Yeah OP, I would not even tread there. Put the money into ammo and practice, then you won't need a fully automatic firearm. JMHO


----------



## otasan56 (Nov 15, 2017)

A full-auto Glock is a waste of money and effort. There's no way I would use one for SD. The 'press and prosecutors would have a field day.


----------



## high pockets (Apr 25, 2011)

Steve M1911A1 said:


> Golly! If I get 20-30 years for _good_ behavior, what do I get for committing a crime? :smt033


Probation, if you have the right contacts!


----------



## Steve M1911A1 (Feb 6, 2008)

Anyone who would want a full-auto pistol has never fired a full-auto weapon at anything.

This is particularly true of lightweight Combat Tupperware, with very little mass to help maintain control.


----------



## Cait43 (Apr 4, 2013)

You know what Grandpa always said *"It is only illegal if you get caught"........ * :mrgreen:


----------



## BackyardCowboy (Aug 27, 2014)

Cait43 said:


> You know what Grandpa always said *"It is only illegal if you get caught"........ * :mrgreen:


I thought your Grandpa was Al Capone.


----------



## DJ Niner (Oct 3, 2006)

Yes, definitely illegal in the USA for non-LE users (some Police Departments may be allowed to use these, and because of that, some Federally-licensed full-auto firearm dealers may be allowed to buy and own one for demonstration purposes).

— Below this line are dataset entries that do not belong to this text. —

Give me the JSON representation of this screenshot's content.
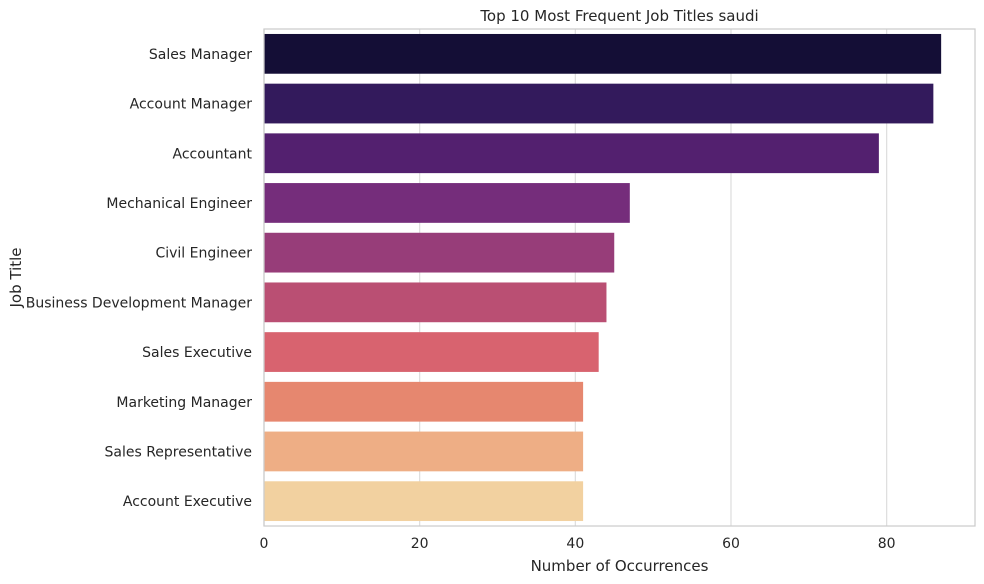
{
  "chart_data": {
    "type": "bar",
    "orientation": "horizontal",
    "title": "Top 10 Most Frequent Job Titles saudi",
    "xlabel": "Number of Occurrences",
    "ylabel": "Job Title",
    "categories": [
      "Sales Manager",
      "Account Manager",
      "Accountant",
      "Mechanical Engineer",
      "Civil Engineer",
      "Business Development Manager",
      "Sales Executive",
      "Marketing Manager",
      "Sales Representative",
      "Account Executive"
    ],
    "values": [
      87,
      86,
      79,
      47,
      45,
      44,
      43,
      41,
      41,
      41
    ],
    "xlim": [
      0,
      91.35
    ],
    "xticks": [
      0,
      20,
      40,
      60,
      80
    ],
    "grid": true,
    "legend": "none",
    "colors": [
      "#140e36",
      "#331a5c",
      "#53206f",
      "#752d7b",
      "#973d79",
      "#ba4f73",
      "#d8636f",
      "#e6876f",
      "#eeae85",
      "#f2d1a0"
    ]
  }
}
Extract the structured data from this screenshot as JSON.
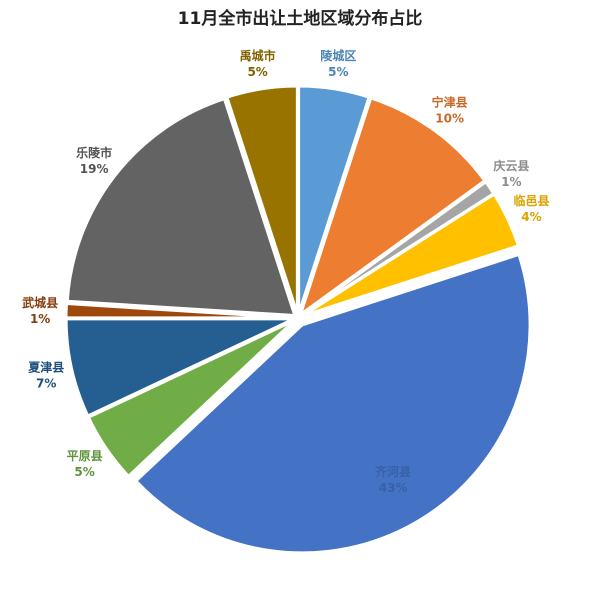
{
  "chart_data": {
    "type": "pie",
    "title": "11月全市出让土地区域分布占比",
    "slices": [
      {
        "name": "陵城区",
        "value": 5,
        "label": "5%",
        "color": "#5b9bd5"
      },
      {
        "name": "宁津县",
        "value": 10,
        "label": "10%",
        "color": "#ed7d31"
      },
      {
        "name": "庆云县",
        "value": 1,
        "label": "1%",
        "color": "#a5a5a5"
      },
      {
        "name": "临邑县",
        "value": 4,
        "label": "4%",
        "color": "#ffc000"
      },
      {
        "name": "齐河县",
        "value": 43,
        "label": "43%",
        "color": "#4472c4"
      },
      {
        "name": "平原县",
        "value": 5,
        "label": "5%",
        "color": "#70ad47"
      },
      {
        "name": "夏津县",
        "value": 7,
        "label": "7%",
        "color": "#255e91"
      },
      {
        "name": "武城县",
        "value": 1,
        "label": "1%",
        "color": "#9e480e"
      },
      {
        "name": "乐陵市",
        "value": 19,
        "label": "19%",
        "color": "#636363"
      },
      {
        "name": "禹城市",
        "value": 5,
        "label": "5%",
        "color": "#997300"
      }
    ],
    "legend": "none",
    "data_labels": "outside"
  }
}
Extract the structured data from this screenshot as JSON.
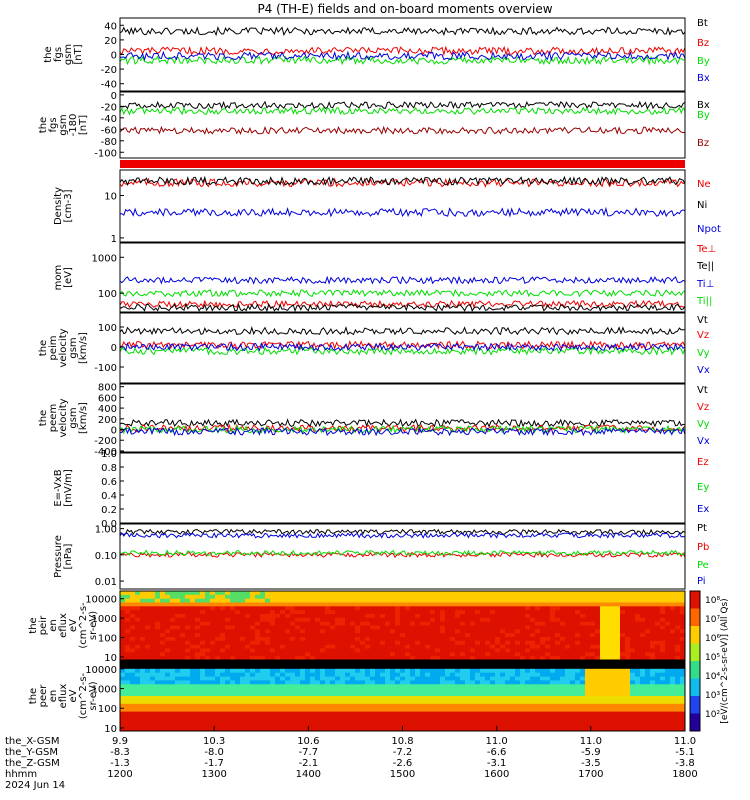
{
  "title": "P4 (TH-E) fields and on-board moments overview",
  "date_label": "2024 Jun 14",
  "time_axis": {
    "row_labels": [
      "the_X-GSM",
      "the_Y-GSM",
      "the_Z-GSM",
      "hhmm"
    ],
    "ticks": [
      {
        "values": [
          "9.9",
          "-8.3",
          "-1.3",
          "1200"
        ]
      },
      {
        "values": [
          "10.3",
          "-8.0",
          "-1.7",
          "1300"
        ]
      },
      {
        "values": [
          "10.6",
          "-7.7",
          "-2.1",
          "1400"
        ]
      },
      {
        "values": [
          "10.8",
          "-7.2",
          "-2.6",
          "1500"
        ]
      },
      {
        "values": [
          "11.0",
          "-6.6",
          "-3.1",
          "1600"
        ]
      },
      {
        "values": [
          "11.0",
          "-5.9",
          "-3.5",
          "1700"
        ]
      },
      {
        "values": [
          "11.0",
          "-5.1",
          "-3.8",
          "1800"
        ]
      }
    ]
  },
  "colorbar": {
    "ticks": [
      "10⁸",
      "10⁷",
      "10⁶",
      "10⁵",
      "10⁴",
      "10³",
      "10²"
    ],
    "label": "[eV/(cm^2-s-sr-eV)] (All Qs)"
  },
  "colors": {
    "black": "#000000",
    "red": "#ee0000",
    "green": "#00dd00",
    "blue": "#0000dd",
    "darkred": "#990000"
  },
  "chart_data": [
    {
      "type": "line",
      "ylabel": [
        "the",
        "fgs",
        "gsm",
        "[nT]"
      ],
      "ylim": [
        -50,
        50
      ],
      "yscale": "linear",
      "yticks": [
        "40",
        "20",
        "0",
        "-20",
        "-40"
      ],
      "series": [
        {
          "name": "Bt",
          "color": "#000000",
          "level": 32
        },
        {
          "name": "Bz",
          "color": "#ee0000",
          "level": 5
        },
        {
          "name": "By",
          "color": "#00dd00",
          "level": -8
        },
        {
          "name": "Bx",
          "color": "#0000dd",
          "level": -2
        }
      ]
    },
    {
      "type": "line",
      "ylabel": [
        "the",
        "fgs",
        "gsm",
        "-180",
        "[nT]"
      ],
      "ylim": [
        -110,
        5
      ],
      "yscale": "linear",
      "yticks": [
        "0",
        "-20",
        "-40",
        "-60",
        "-80",
        "-100"
      ],
      "series": [
        {
          "name": "Bx",
          "color": "#000000",
          "level": -18
        },
        {
          "name": "By",
          "color": "#00dd00",
          "level": -28
        },
        {
          "name": "Bz",
          "color": "#990000",
          "level": -62
        }
      ]
    },
    {
      "type": "line",
      "ylabel": [
        "Density",
        "[cm-3]"
      ],
      "ylim": [
        0.8,
        40
      ],
      "yscale": "log",
      "yticks": [
        "10",
        "1"
      ],
      "series": [
        {
          "name": "Ne",
          "color": "#ee0000",
          "level": 20
        },
        {
          "name": "Ni",
          "color": "#000000",
          "level": 22
        },
        {
          "name": "Npot",
          "color": "#0000dd",
          "level": 4
        }
      ]
    },
    {
      "type": "line",
      "ylabel": [
        "mom",
        "[eV]"
      ],
      "ylim": [
        30,
        2500
      ],
      "yscale": "log",
      "yticks": [
        "1000",
        "100"
      ],
      "series": [
        {
          "name": "Te⊥",
          "color": "#ee0000",
          "level": 50
        },
        {
          "name": "Te||",
          "color": "#000000",
          "level": 40
        },
        {
          "name": "Ti⊥",
          "color": "#0000dd",
          "level": 230
        },
        {
          "name": "Ti||",
          "color": "#00dd00",
          "level": 100
        }
      ]
    },
    {
      "type": "line",
      "ylabel": [
        "the",
        "peim",
        "velocity",
        "gsm",
        "[km/s]"
      ],
      "ylim": [
        -180,
        170
      ],
      "yscale": "linear",
      "yticks": [
        "100",
        "0",
        "-100"
      ],
      "series": [
        {
          "name": "Vt",
          "color": "#000000",
          "level": 80
        },
        {
          "name": "Vz",
          "color": "#ee0000",
          "level": 10
        },
        {
          "name": "Vy",
          "color": "#00dd00",
          "level": -20
        },
        {
          "name": "Vx",
          "color": "#0000dd",
          "level": 0
        }
      ]
    },
    {
      "type": "line",
      "ylabel": [
        "the",
        "peem",
        "velocity",
        "gsm",
        "[km/s]"
      ],
      "ylim": [
        -420,
        850
      ],
      "yscale": "linear",
      "yticks": [
        "800",
        "600",
        "400",
        "200",
        "0",
        "-200",
        "-400"
      ],
      "series": [
        {
          "name": "Vt",
          "color": "#000000",
          "level": 120
        },
        {
          "name": "Vz",
          "color": "#ee0000",
          "level": 20
        },
        {
          "name": "Vy",
          "color": "#00dd00",
          "level": 0
        },
        {
          "name": "Vx",
          "color": "#0000dd",
          "level": -40
        }
      ]
    },
    {
      "type": "line",
      "ylabel": [
        "E=-VxB",
        "[mV/m]"
      ],
      "ylim": [
        0,
        1
      ],
      "yscale": "linear",
      "yticks": [
        "1.0",
        "0.8",
        "0.6",
        "0.4",
        "0.2",
        "0.0"
      ],
      "series": [
        {
          "name": "Ez",
          "color": "#ee0000",
          "level": null
        },
        {
          "name": "Ey",
          "color": "#00dd00",
          "level": null
        },
        {
          "name": "Ex",
          "color": "#0000dd",
          "level": null
        }
      ]
    },
    {
      "type": "line",
      "ylabel": [
        "Pressure",
        "[nPa]"
      ],
      "ylim": [
        0.005,
        1.5
      ],
      "yscale": "log",
      "yticks": [
        "1.00",
        "0.10",
        "0.01"
      ],
      "series": [
        {
          "name": "Pt",
          "color": "#000000",
          "level": 0.75
        },
        {
          "name": "Pb",
          "color": "#ee0000",
          "level": 0.1
        },
        {
          "name": "Pe",
          "color": "#00dd00",
          "level": 0.12
        },
        {
          "name": "Pi",
          "color": "#0000dd",
          "level": 0.55
        }
      ]
    },
    {
      "type": "heatmap",
      "ylabel": [
        "the",
        "peir",
        "en",
        "eflux",
        "eV",
        "(cm^2-s-",
        "sr-eV)"
      ],
      "ylim": [
        7,
        25000
      ],
      "yscale": "log",
      "yticks": [
        "10000",
        "1000",
        "100",
        "10"
      ]
    },
    {
      "type": "heatmap",
      "ylabel": [
        "the",
        "peer",
        "en",
        "eflux",
        "eV",
        "(cm^2-s-",
        "sr-eV)"
      ],
      "ylim": [
        7,
        25000
      ],
      "yscale": "log",
      "yticks": [
        "10000",
        "1000",
        "100",
        "10"
      ]
    }
  ]
}
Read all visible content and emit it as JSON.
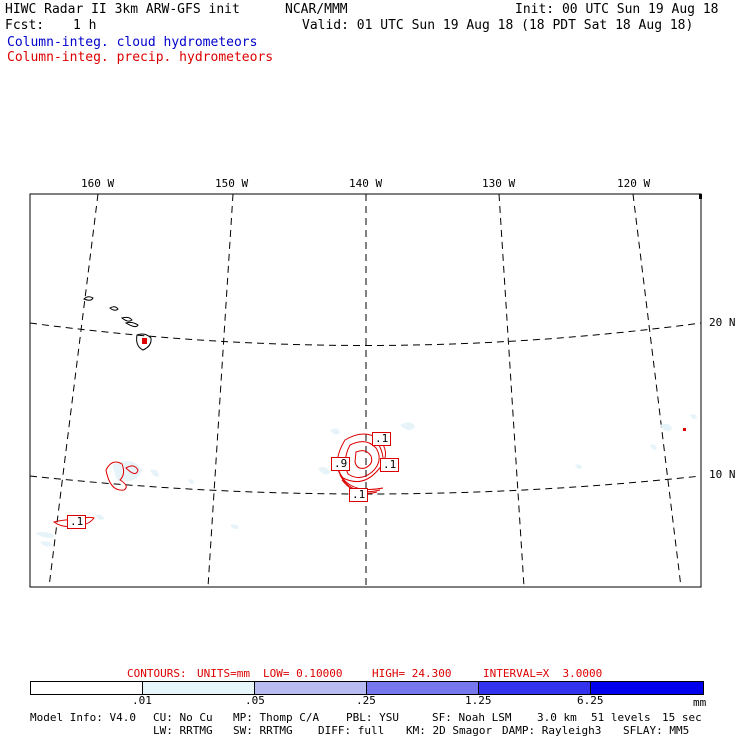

If you'd like to get some negative attention, you could always run a search for online videos that show these being used. :mrgreen:

And due to the illegality, and our rules which prohibit discussion of illegal items/actions, I'm going to close this discussion now. 

This was a valid question, and there will be no sanctions for anyone who discussed it, but let's please keep the rules in mind, folks.


----------